E tome-se de confessionário:
Amanheci, tenho amanhecido, de vazios.
Ouvi, para esquecer nunca mais,
Somos, na verdade, mais feitos de vazios a cheios,
Eletrosferas que abrigam enormes vãos e milimétricos núcleos.
Tenho amanhecido de vazios
Vazios corrosivos de arde-peito
Batida de carro, batida de coração
Paixão.
Não corrosão-possessão, não.
Arrebatamento, repetição do lugar comum das palavras, mas,
sim, cegueira, êxtase, explosão.
Falta-me ao colchão algo (calor de pele, calor de tis) que
justifique tuas imensas ausências,
Óh, tus, que jamais me fostes meus.
Insone, rodeando lobo a cama em todos os ângulos, em todas
as partes,
Peixe perdido no reflexo do vidro do aquário, buscando o
quê?
Fechar os vazios das bolhas expiradas,
Tarefa inconsequente, injustificada, inobjetiva.
Meu lugar nenhum de eu mesmo, é lá que agora quero chegar.

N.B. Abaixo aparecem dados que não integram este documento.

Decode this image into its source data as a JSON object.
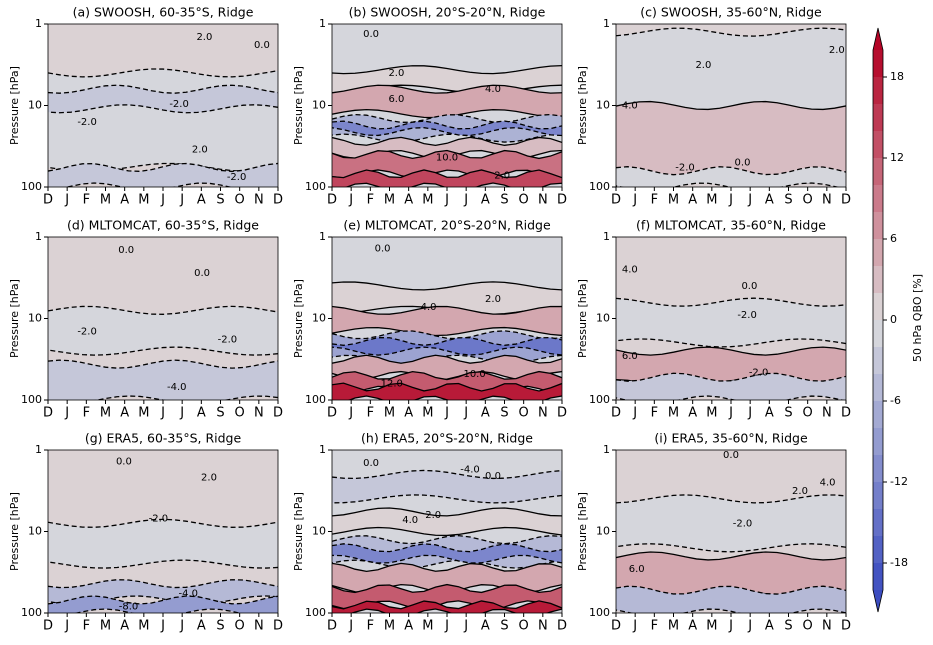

Meu lugar da paixão calada, latente, latejada, câncer
corrosivo há tanto guardado, Lutando para ser expelido, eliminado, transformado
em algo, outro algo que um dia se chame de outra coisa, que comumente se chama
de a coisa, a tal amor.
Amor no meu verbo, no meu ato, no meu mundo é como mar para
outros mundos, é feminino.
Amar hoje é meu lado feminino, bambo, torto, frágil,
intenso, forte, não hesitante e tão hesitante, certeiro, objetivo, descarado,
sem- vergonha. Tudo o que um dia o meu amor masculino prendeu em lamento, em
covardia, em insucesso, em falta de coragem, em preso de garganta, em pigarro,
em refluxo, em parado, em silêncio, em calado de calo ardido na corda vocal
bamba que volta e que volta e que volta.
Tenho amanhecido de cheios vazios que me estouram os pulmões e laceram as costelas. Lutando por
um pouco de tardia coragem, ou cara-de-pau.
Tenho pensado com a cabeça, a cabeça do pau, estou a cara do
pau. Sou pau que mete na cabeça uma ideia, a ideia de gozo, que gozo. Me gozo,
que bobo, com essa história toda de amanhecer vazios.
Paixão, não me perca por aí.
Eu tô é aqui, lado a lado, do lado de ti.